What a heartfelt letter. I'm sure you will readily accept that many heads care passionately about their schools and so fear, quite irrationally in many cases, that there are people who could harm what they hold so dear. Remember too that there are a few who have had bad experiences of people playing party games with schools.
A small number of governors still use schools to prove some theory or advance some purposes of their own, but we must convince our heads and teachers that they are a minority: that most governors are people who know education is important, who have a commitment to a local school and who find schools very interesting.
I spend a lot of time with heads and often tackle them about their preoccupation with "where governors are coming from".
I urge them to believe that most of us have no hidden agendas and to believe also that there's little to be gained from mistrusting even those who might.

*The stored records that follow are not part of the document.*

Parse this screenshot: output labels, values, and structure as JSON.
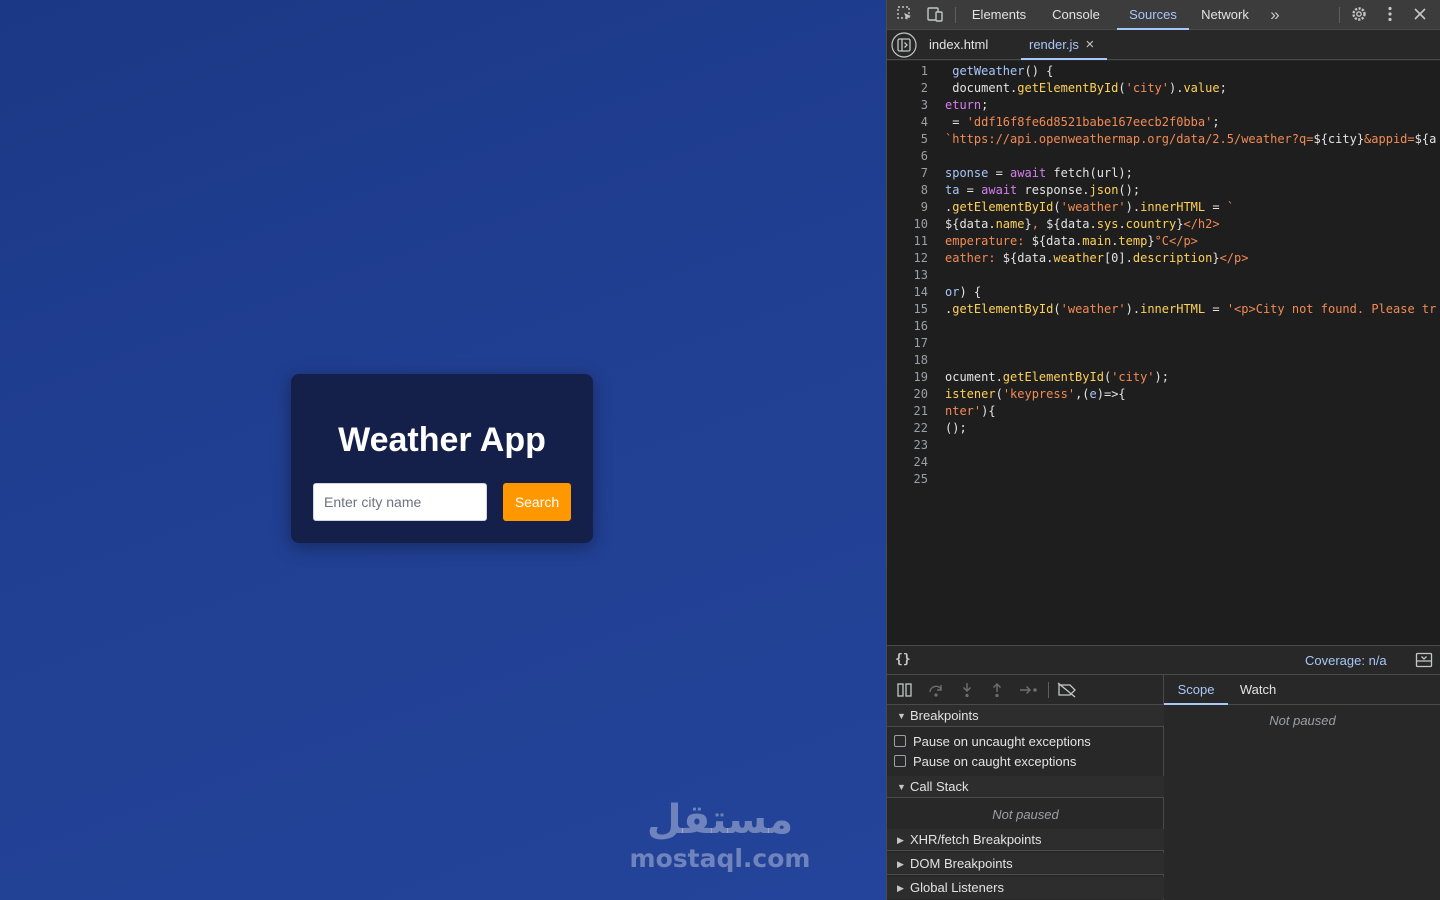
{
  "app": {
    "title": "Weather App",
    "city_placeholder": "Enter city name",
    "search_label": "Search",
    "watermark_logo": "مستقل",
    "watermark_text": "mostaql.com"
  },
  "devtools": {
    "tabs": [
      {
        "label": "Elements",
        "active": false
      },
      {
        "label": "Console",
        "active": false
      },
      {
        "label": "Sources",
        "active": true
      },
      {
        "label": "Network",
        "active": false
      }
    ],
    "more_tabs_icon": "chevron-double-right-icon",
    "file_tabs": [
      {
        "label": "index.html",
        "active": false
      },
      {
        "label": "render.js",
        "active": true
      }
    ],
    "close_glyph": "×",
    "code_lines": [
      {
        "n": "1",
        "parts": [
          [
            " getWeather",
            "#a8c7fa"
          ],
          [
            "() {",
            "#e3e3e3"
          ]
        ]
      },
      {
        "n": "2",
        "parts": [
          [
            " document.",
            "#e3e3e3"
          ],
          [
            "getElementById",
            "#ffd257"
          ],
          [
            "(",
            "#e3e3e3"
          ],
          [
            "'city'",
            "#f28b54"
          ],
          [
            ").",
            "#e3e3e3"
          ],
          [
            "value",
            "#ffd257"
          ],
          [
            ";",
            "#e3e3e3"
          ]
        ]
      },
      {
        "n": "3",
        "parts": [
          [
            "eturn",
            "#d67ef0"
          ],
          [
            ";",
            "#e3e3e3"
          ]
        ]
      },
      {
        "n": "4",
        "parts": [
          [
            " = ",
            "#e3e3e3"
          ],
          [
            "'ddf16f8fe6d8521babe167eecb2f0bba'",
            "#f28b54"
          ],
          [
            ";",
            "#e3e3e3"
          ]
        ]
      },
      {
        "n": "5",
        "parts": [
          [
            "`https://api.openweathermap.org/data/2.5/weather?q=",
            "#f28b54"
          ],
          [
            "${city}",
            "#e3e3e3"
          ],
          [
            "&appid=",
            "#f28b54"
          ],
          [
            "${a",
            "#e3e3e3"
          ]
        ]
      },
      {
        "n": "6",
        "parts": []
      },
      {
        "n": "7",
        "parts": [
          [
            "sponse",
            "#a8c7fa"
          ],
          [
            " = ",
            "#e3e3e3"
          ],
          [
            "await",
            "#d67ef0"
          ],
          [
            " fetch(url);",
            "#e3e3e3"
          ]
        ]
      },
      {
        "n": "8",
        "parts": [
          [
            "ta",
            "#a8c7fa"
          ],
          [
            " = ",
            "#e3e3e3"
          ],
          [
            "await",
            "#d67ef0"
          ],
          [
            " response.",
            "#e3e3e3"
          ],
          [
            "json",
            "#ffd257"
          ],
          [
            "();",
            "#e3e3e3"
          ]
        ]
      },
      {
        "n": "9",
        "parts": [
          [
            ".",
            "#e3e3e3"
          ],
          [
            "getElementById",
            "#ffd257"
          ],
          [
            "(",
            "#e3e3e3"
          ],
          [
            "'weather'",
            "#f28b54"
          ],
          [
            ").",
            "#e3e3e3"
          ],
          [
            "innerHTML",
            "#ffd257"
          ],
          [
            " = ",
            "#e3e3e3"
          ],
          [
            "`",
            "#f28b54"
          ]
        ]
      },
      {
        "n": "10",
        "parts": [
          [
            "${data.",
            "#e3e3e3"
          ],
          [
            "name",
            "#ffd257"
          ],
          [
            "}",
            "#e3e3e3"
          ],
          [
            ", ",
            "#f28b54"
          ],
          [
            "${data.",
            "#e3e3e3"
          ],
          [
            "sys",
            "#ffd257"
          ],
          [
            ".",
            "#e3e3e3"
          ],
          [
            "country",
            "#ffd257"
          ],
          [
            "}",
            "#e3e3e3"
          ],
          [
            "</h2>",
            "#f28b54"
          ]
        ]
      },
      {
        "n": "11",
        "parts": [
          [
            "emperature: ",
            "#f28b54"
          ],
          [
            "${data.",
            "#e3e3e3"
          ],
          [
            "main",
            "#ffd257"
          ],
          [
            ".",
            "#e3e3e3"
          ],
          [
            "temp",
            "#ffd257"
          ],
          [
            "}",
            "#e3e3e3"
          ],
          [
            "°C</p>",
            "#f28b54"
          ]
        ]
      },
      {
        "n": "12",
        "parts": [
          [
            "eather: ",
            "#f28b54"
          ],
          [
            "${data.",
            "#e3e3e3"
          ],
          [
            "weather",
            "#ffd257"
          ],
          [
            "[0].",
            "#e3e3e3"
          ],
          [
            "description",
            "#ffd257"
          ],
          [
            "}",
            "#e3e3e3"
          ],
          [
            "</p>",
            "#f28b54"
          ]
        ]
      },
      {
        "n": "13",
        "parts": []
      },
      {
        "n": "14",
        "parts": [
          [
            "or",
            "#a8c7fa"
          ],
          [
            ") {",
            "#e3e3e3"
          ]
        ]
      },
      {
        "n": "15",
        "parts": [
          [
            ".",
            "#e3e3e3"
          ],
          [
            "getElementById",
            "#ffd257"
          ],
          [
            "(",
            "#e3e3e3"
          ],
          [
            "'weather'",
            "#f28b54"
          ],
          [
            ").",
            "#e3e3e3"
          ],
          [
            "innerHTML",
            "#ffd257"
          ],
          [
            " = ",
            "#e3e3e3"
          ],
          [
            "'<p>City not found. Please tr",
            "#f28b54"
          ]
        ]
      },
      {
        "n": "16",
        "parts": []
      },
      {
        "n": "17",
        "parts": []
      },
      {
        "n": "18",
        "parts": []
      },
      {
        "n": "19",
        "parts": [
          [
            "ocument.",
            "#e3e3e3"
          ],
          [
            "getElementById",
            "#ffd257"
          ],
          [
            "(",
            "#e3e3e3"
          ],
          [
            "'city'",
            "#f28b54"
          ],
          [
            ");",
            "#e3e3e3"
          ]
        ]
      },
      {
        "n": "20",
        "parts": [
          [
            "istener",
            "#ffd257"
          ],
          [
            "(",
            "#e3e3e3"
          ],
          [
            "'keypress'",
            "#f28b54"
          ],
          [
            ",(",
            "#e3e3e3"
          ],
          [
            "e",
            "#a8c7fa"
          ],
          [
            ")=>{",
            "#e3e3e3"
          ]
        ]
      },
      {
        "n": "21",
        "parts": [
          [
            "nter'",
            "#f28b54"
          ],
          [
            "){",
            "#e3e3e3"
          ]
        ]
      },
      {
        "n": "22",
        "parts": [
          [
            "();",
            "#e3e3e3"
          ]
        ]
      },
      {
        "n": "23",
        "parts": []
      },
      {
        "n": "24",
        "parts": []
      },
      {
        "n": "25",
        "parts": []
      }
    ],
    "format_glyph": "{}",
    "coverage": "Coverage: n/a",
    "sections": {
      "breakpoints": "Breakpoints",
      "pause_uncaught": "Pause on uncaught exceptions",
      "pause_caught": "Pause on caught exceptions",
      "call_stack": "Call Stack",
      "not_paused": "Not paused",
      "xhr": "XHR/fetch Breakpoints",
      "dom": "DOM Breakpoints",
      "global": "Global Listeners"
    },
    "scope_tabs": [
      {
        "label": "Scope",
        "active": true
      },
      {
        "label": "Watch",
        "active": false
      }
    ],
    "scope_not_paused": "Not paused"
  },
  "colors": {
    "accent_blue": "#a8c7fa",
    "search_orange": "#ff9800",
    "card_bg": "#14204a"
  }
}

All we can do for our part is ensure that we don't ride hobby-horses, are eager to learn and share professional enthusiasms. Remember to pass on the nice things people say about the school and rejoice in its achievements - and try to involve governors in some practical supportive activity.
All that doesn't mean that we have to be uncritical (inside the school - always loyal outside its gates) or refrain from providing the occasional challenge to accepted ways of doing things when necessary, but only that we build on sound foundations and positive attitudes.

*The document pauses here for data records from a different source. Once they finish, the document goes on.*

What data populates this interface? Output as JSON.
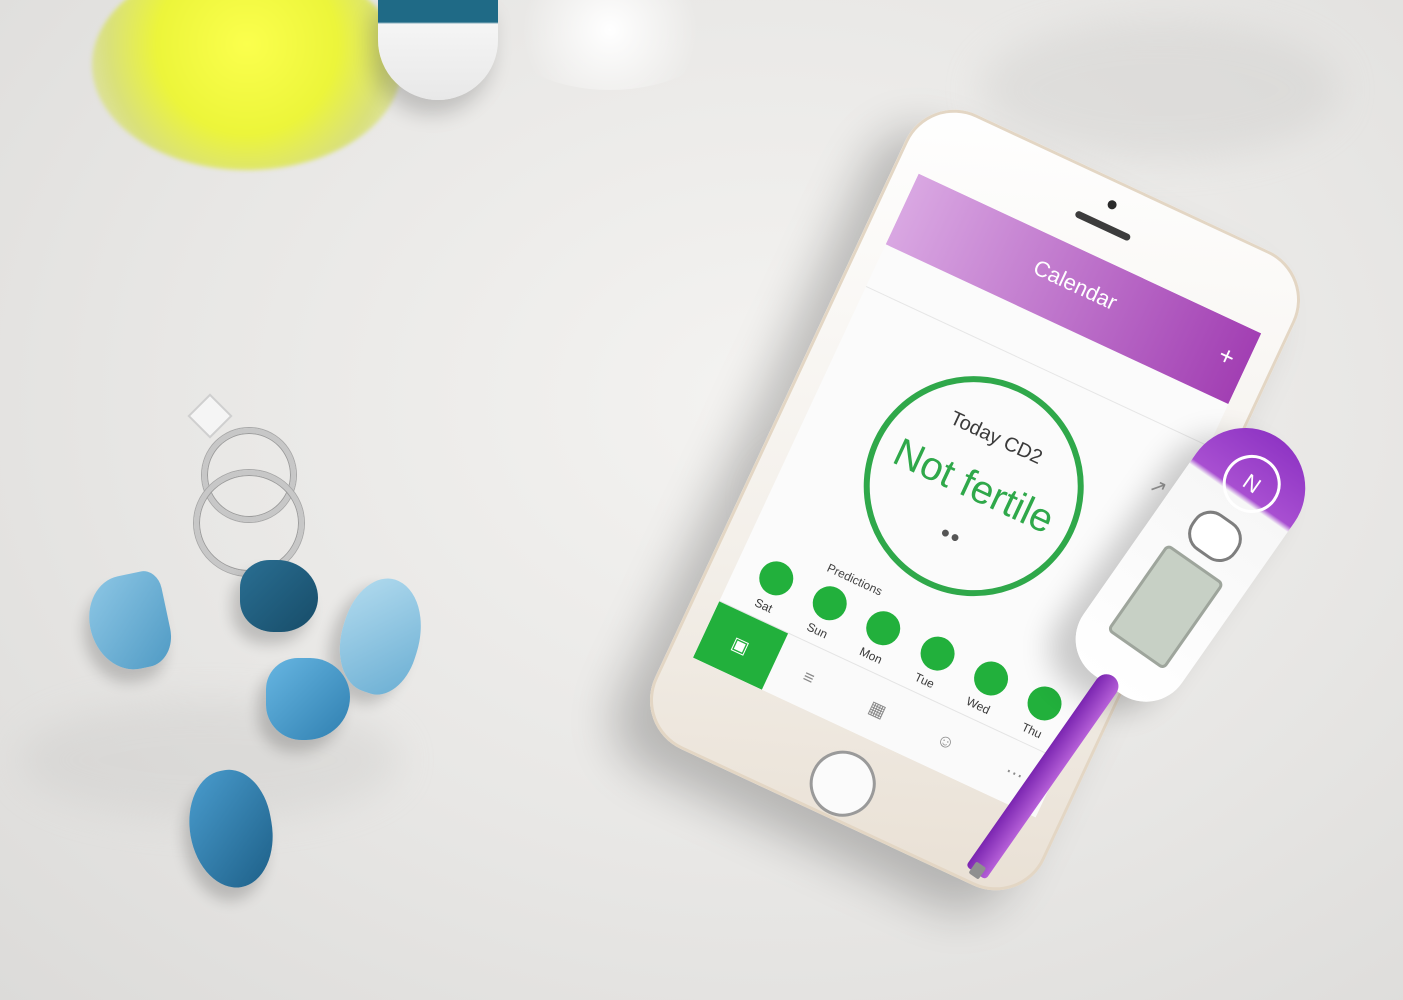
{
  "app": {
    "title": "Calendar",
    "plus_label": "+",
    "circle": {
      "today_label": "Today CD2",
      "status": "Not fertile",
      "drops_icon": "drops-icon"
    },
    "predictions_label": "Predictions",
    "days": [
      "Sat",
      "Sun",
      "Mon",
      "Tue",
      "Wed",
      "Thu"
    ],
    "tabs": [
      "calendar-icon",
      "chart-icon",
      "grid-icon",
      "person-icon",
      "more-icon"
    ]
  },
  "colors": {
    "brand_purple": "#a23fb3",
    "fertile_green": "#2fa84a",
    "dot_green": "#22b03c"
  }
}
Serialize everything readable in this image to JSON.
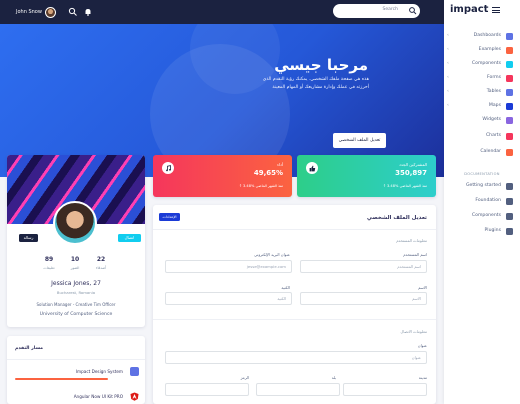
{
  "topnav": {
    "user_name": "John Snow",
    "search_placeholder": "Search",
    "icons": [
      "search-icon",
      "bell-icon",
      "search-icon"
    ]
  },
  "hero": {
    "title": "مرحبا جيسي",
    "text": "هذه هي صفحة ملفك الشخصي. يمكنك رؤية التقدم الذي أحرزته في عملك وإدارة مشاريعك أو المهام المعينة",
    "button": "تعديل الملف الشخصي"
  },
  "profile": {
    "connect": "اتصال",
    "message": "رسالة",
    "stats": [
      {
        "value": "22",
        "label": "أصدقاء"
      },
      {
        "value": "10",
        "label": "الصور"
      },
      {
        "value": "89",
        "label": "تعليقات"
      }
    ],
    "name": "Jessica Jones, 27",
    "location": "Bucharest, Romania",
    "job": "Solution Manager - Creative Tim Officer",
    "university": "University of Computer Science"
  },
  "track": {
    "title": "مسار التقدم",
    "items": [
      {
        "name": "Impact Design System",
        "progress": 0.75,
        "color": "#fb6340",
        "logo_color": "#5e72e4"
      },
      {
        "name": "Angular Now UI Kit PRO",
        "progress": 0.6,
        "color": "#2dce89",
        "logo_color": "#f5365c"
      }
    ]
  },
  "stat_cards": [
    {
      "title": "أداء",
      "value": "49,65%",
      "change": "3.48% منذ الشهر الماضي",
      "icon": "music-note-icon",
      "accent": "#f5365c"
    },
    {
      "title": "المشتركين الجدد",
      "value": "350,897",
      "change": "3.48% منذ الشهر الماضي",
      "icon": "thumbs-up-icon",
      "accent": "#2dce89"
    }
  ],
  "form": {
    "title": "تعديل الملف الشخصي",
    "settings_btn": "الإعدادات",
    "section_user": "معلومات المستخدم",
    "section_contact": "معلومات الاتصال",
    "username_label": "اسم المستخدم",
    "username_value": "اسم المستخدم",
    "email_label": "عنوان البريد الإلكتروني",
    "email_value": "jesse@example.com",
    "firstname_label": "الاسم",
    "firstname_value": "الاسم",
    "lastname_label": "الكنية",
    "lastname_value": "الكنية",
    "address_label": "عنوان",
    "address_value": "عنوان",
    "city_label": "مدينة",
    "country_label": "بلد",
    "postal_label": "الرمز"
  },
  "sidebar": {
    "brand": "impact",
    "items": [
      {
        "label": "Dashboards",
        "color": "#5e72e4",
        "chevron": true
      },
      {
        "label": "Examples",
        "color": "#fb6340",
        "chevron": true
      },
      {
        "label": "Components",
        "color": "#11cdef",
        "chevron": true
      },
      {
        "label": "Forms",
        "color": "#f5365c",
        "chevron": true
      },
      {
        "label": "Tables",
        "color": "#5e72e4",
        "chevron": true
      },
      {
        "label": "Maps",
        "color": "#1b3bd6",
        "chevron": true
      },
      {
        "label": "Widgets",
        "color": "#8965e0",
        "chevron": false
      },
      {
        "label": "Charts",
        "color": "#f5365c",
        "chevron": false
      },
      {
        "label": "Calendar",
        "color": "#fb6340",
        "chevron": false
      }
    ],
    "section": "DOCUMENTATION",
    "docs": [
      {
        "label": "Getting started",
        "color": "#525f7f"
      },
      {
        "label": "Foundation",
        "color": "#525f7f"
      },
      {
        "label": "Components",
        "color": "#525f7f"
      },
      {
        "label": "Plugins",
        "color": "#525f7f"
      }
    ]
  }
}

It often helps to be explicit about how and why we got involved, and to build in some opportunities for new governors to do so when they join us.

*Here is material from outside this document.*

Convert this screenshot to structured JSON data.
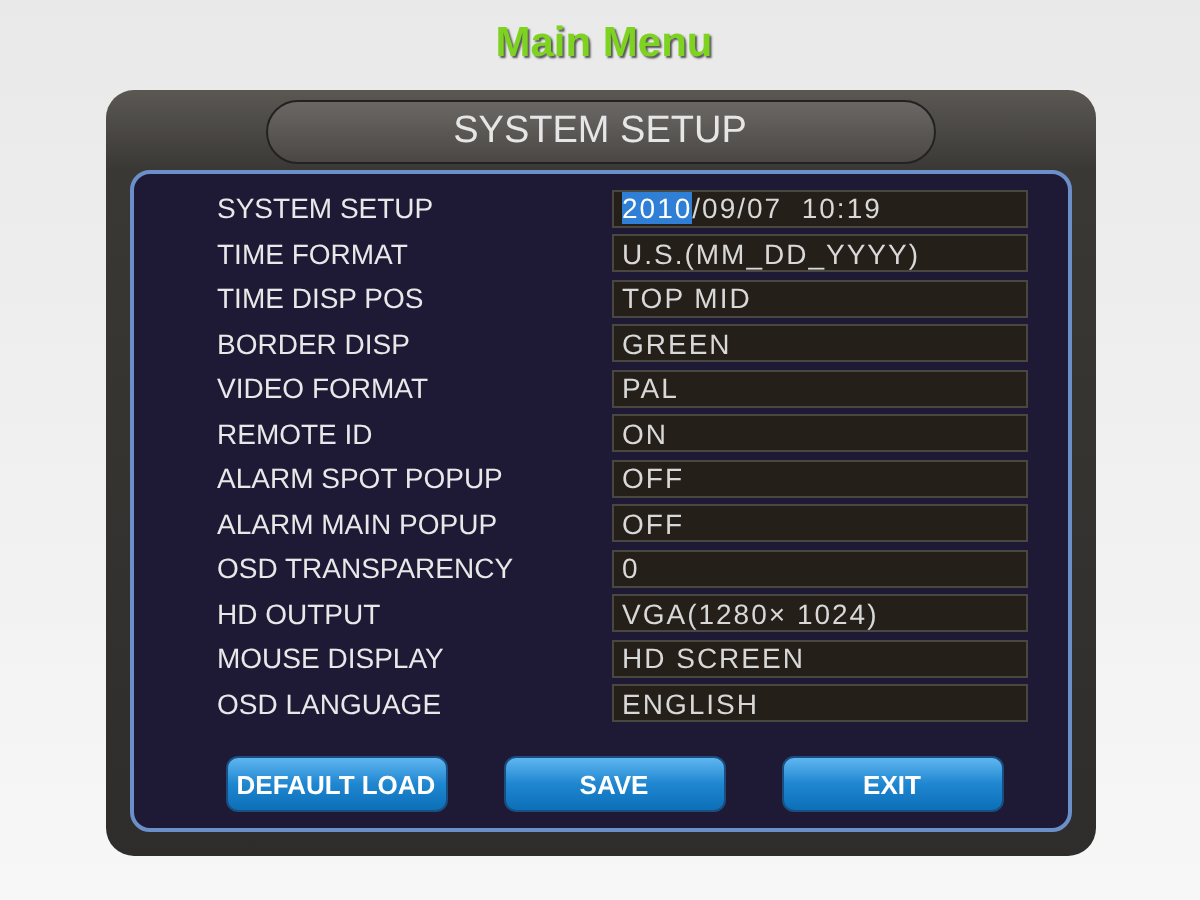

What would you think about a head who, having up to now been a governor, decides to stand down on the grounds that budget cuts make redundancies likely and he wants to stand aside from decisions which harm professional colleagues?
I could answer very briefly but it wouldn't be polite. A feeling of solidarity with professional colleagues is understandable, but any senior manager has to be prepared to take and stand by painful decisions when necessary. Nor would I have much respect for a head who wished to dissociate himself from decisions made by a body to which he recently belonged - as long as he believed they would be fair, open and honourable, of course. I hope you can persuade your head to change his mind, for it isn't good for a school to have hands washed all over the place.
It has always been the practice in this school for a parent governor to write "parents' notes" during or immediately after the governors' meeting. These communicate the decisions (with reasons, if this is appropriate) of particular interest to parents. The notes are discussed with the other parent governors and cleared with the head, and go out through pupil post. The head is is quite happy and parents say they welcome it.
Other governors have been happy too, but we now have a new and very stuffy LEA governor who says it is no more the parent governors' job than any other governors' to communicate with parents; that parents have no more right to early communication than anybody else; that any papers sent out should come from the governing body; and that it is a waste of school time and materials.
Surely there is no harm in this practice possibly it is even a good one.
I can certainly confirm that, provided the notes avoid classified material, are accurate and responsible (especially being careful not to quote individuals or give details of individuals' views or behaviour) it is not only proper but, in my view, good practice. You are lucky to have such an enlightened head.
Your new colleague is only one governor and, provided he cannot get majority support, his view is irrelevant. The main communication job does, of course, belong to the governing body as a whole, but I have always maintained that interest groups have a secondary loyalty to those they represent, and should communicate with them and on their behalf to the fullest extent they find practicable in their situation.
It is the most natural thing in the world for elected parent governors to take on the job of keeping in touch with parents on a day-by-day basis, and I have always argued for their freedom to do so.